# Are you doing anything special at the school for Christmas?



## yuechu

大家好！

I wrote this question down a while ago (hence the mention of Christmas). Would anyone know how to say "Are you doing anything special at the school for Christmas?" in Chinese (either to someone studying at or working at a school) For example, maybe there will be a Christmas party or some Christmas baked goods, etc.
Thanks and Happy New Year to everyone! 

(I wanted to ask this to a friend who teaches English to young children in China)


----------



## SimonTsai

你現在在學校有在做甚麼特別的，慶祝耶誕嗎？


----------



## fyl

圣诞节有什么活动吗？
圣诞节有什么特别安排吗？


----------



## zhshy

SimonTsai said:


> 你現在在學校有在做甚麼特別的，慶祝耶誕嗎？


我觉得这里应该是在询问未来安排，不是询问正在发生的事。



fyl said:


> 圣诞节有什么活动吗？
> 圣诞节有什么特别安排吗？


你把“at the school”漏了

我的建议：圣诞节的时候，你学校有什么特别活动吗？


----------



## SimonTsai

> For example, maybe there will be a Christmas party or some Christmas baked goods, etc.


Oops! Thank you, @zhshy, for pointing out that my original translation is misleading.

Then would the following work for you?
你現在在學校有在為 (慶祝) 耶誕準備甚麼 (特別的) 嗎？​


zhshy said:


> 圣诞节的时候，你学校有什么特别活动吗？


You are not necessarily doing anything for Christmas while others are celebrating.


----------



## zhshy

SimonTsai said:


> Would the following work for you?
> 你現在在學校有在為 (慶祝) 耶誕準備甚麼 (特別的) 嗎？


I'm afraid this is not OP wanted to convey. I think OP just wanted to know whether his friend had definite activities for Christmas at the school and it's possible that OP and his friend were just sitting in a restaurant when OP asked this question on December 20, for example. I guess this post might help you.



SimonTsai said:


> You are not necessarily doing anything for Christmas while others are celebrating.


Yes, you are right. Here is my revised version: 圣诞节的时候，你们会在学校搞什么特别活动吗？


----------



## SimonTsai

zhshy said:


> 搞什么特别活动


搞 often carries something negative (as in 搞革命, 搞運動, 搞是非, 搞毒品性愛派對, and so on).


> I'm afraid this is not [what] OP wanted to convey.


Perhaps. I am not absolutely sure what the original poster means after reading that thread.

Below is what I expect:

(on the phone)
Whitney: '_Are you doing anything special for Christmas?_'
Sharon: '_Sure! I am busy planning a Christmas party, which John will attend. Will you come back this week?_'​I may misunderstand, of course.


----------



## zhshy

SimonTsai said:


> 搞 often carries something negative (as in 搞革命, 搞運動, 搞是非, 搞毒品性愛派對, and so on).

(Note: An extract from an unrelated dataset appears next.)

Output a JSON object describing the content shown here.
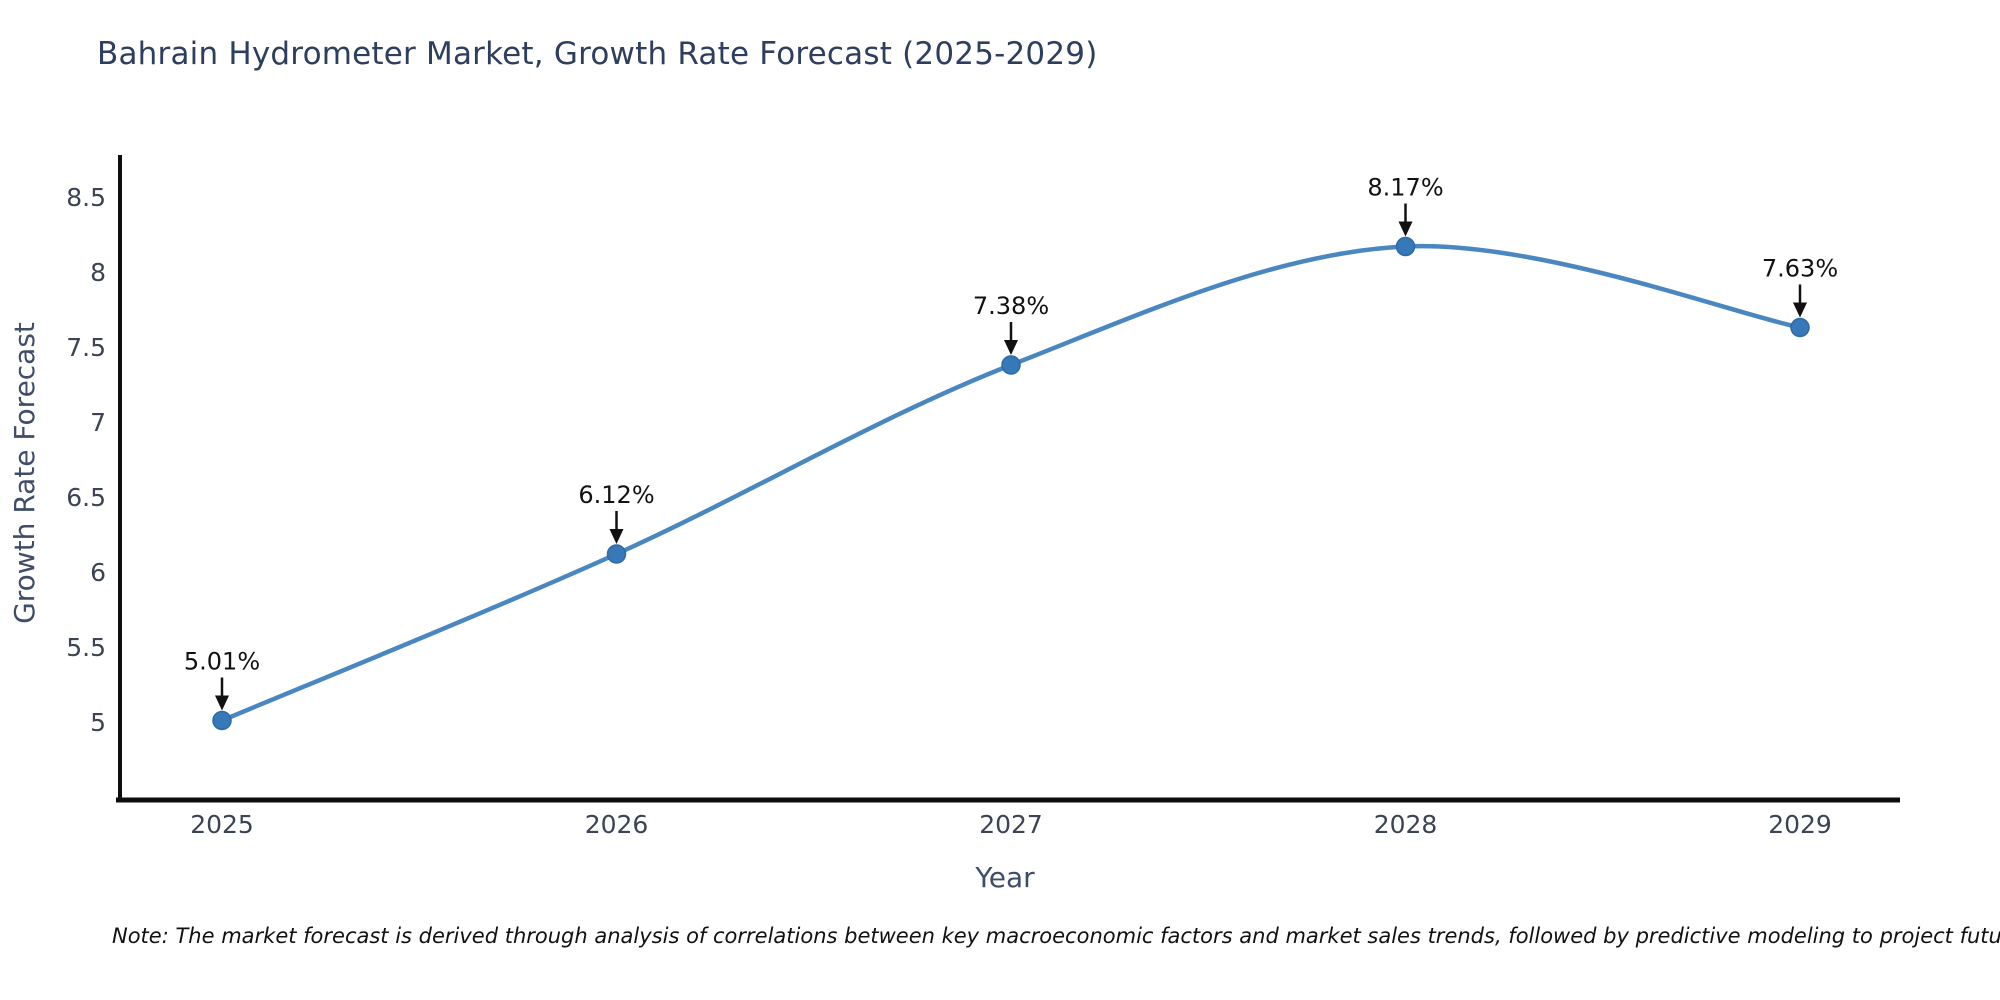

For me, "搞活动" is very natural. Do you think it's better if I replace "搞" with "举行"?


SimonTsai said:


> (on the phone)
> Whitney: '_Are you doing anything special for Christmas?_'
> Sharon: '_Sure! I am busy planning a Christmas party, which John will attend. Will you come back this week?_'


I see your point. However, maybe I'm wrong but I think it's possible at best.


----------



## philchinamusical

SimonTsai said:


> 搞 often carries something negative (as in 搞革命, 搞運動, 搞是非, 搞毒品性愛派對, and so on).


Again, Simon, sorry but this is not the case in mainland China. We usually say "搞一次聚会" "搞场演出" "搞比赛" "搞音乐会" ... Try googling it and you will find more.


----------



## SimonTsai

It seems that sometimes Taiwanese and mainland Mandarin differ far from slightly.

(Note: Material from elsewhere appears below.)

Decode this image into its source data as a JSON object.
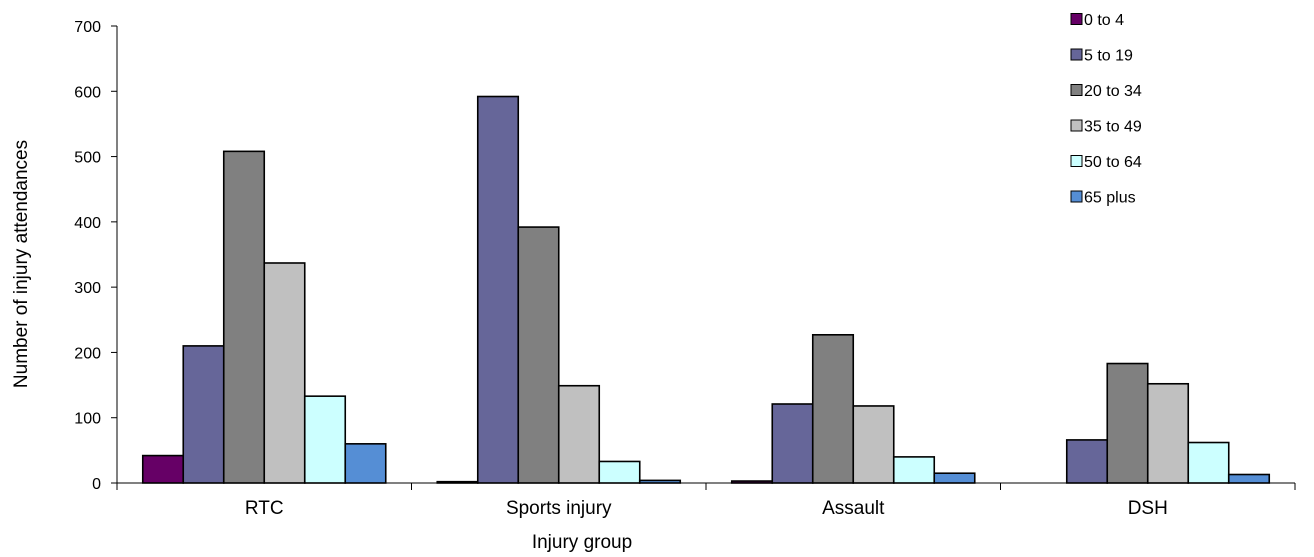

Personally I would say that

舉辦派對 by itself means having/holding (not necessarily hosting) a party, and is what I usually prefer, whereas
搞搞派對 sounds more like throwing a party, typically a wild one.



zhshy said:


> if I replace "搞" with "举行"


舉行派對 sounds foreign or stilted to me: It is usually used with something bigger and more formal:

2014 年建國中學成年禮謹訂於 05 月 09 日舉行。
雅美族人每年為祈求漁獲豐富，舉行飛魚祭；新船造好下水前，則舉行船祭。
日本平安時代初期，凡成為天皇者，必經大嘗祭。大嘗祭共四天，在大嘗祭中天皇成為神在人間的代表；該祭多半在十一月舉行。
@yuechu, would you mind telling me what you mean by asking that question to your friend and what you expect him to respond? (As you see, there exists disagreement in interpreting your question; I am afraid that I am wrong.)


----------



## SuperXW

Although 搞 is not necessarily negative in Mainland China, it IS quite colloquial and informal.
If you don't like 搞, you may consider 办 or 做.


----------



## yuechu

re: interpretation
 You are both correct that those are possible interpretations! It could be what the school is doing now or in the future, for Christmas.

Thank you all for your help!


----------



## SimonTsai

Thank you too, @yuechu!


----------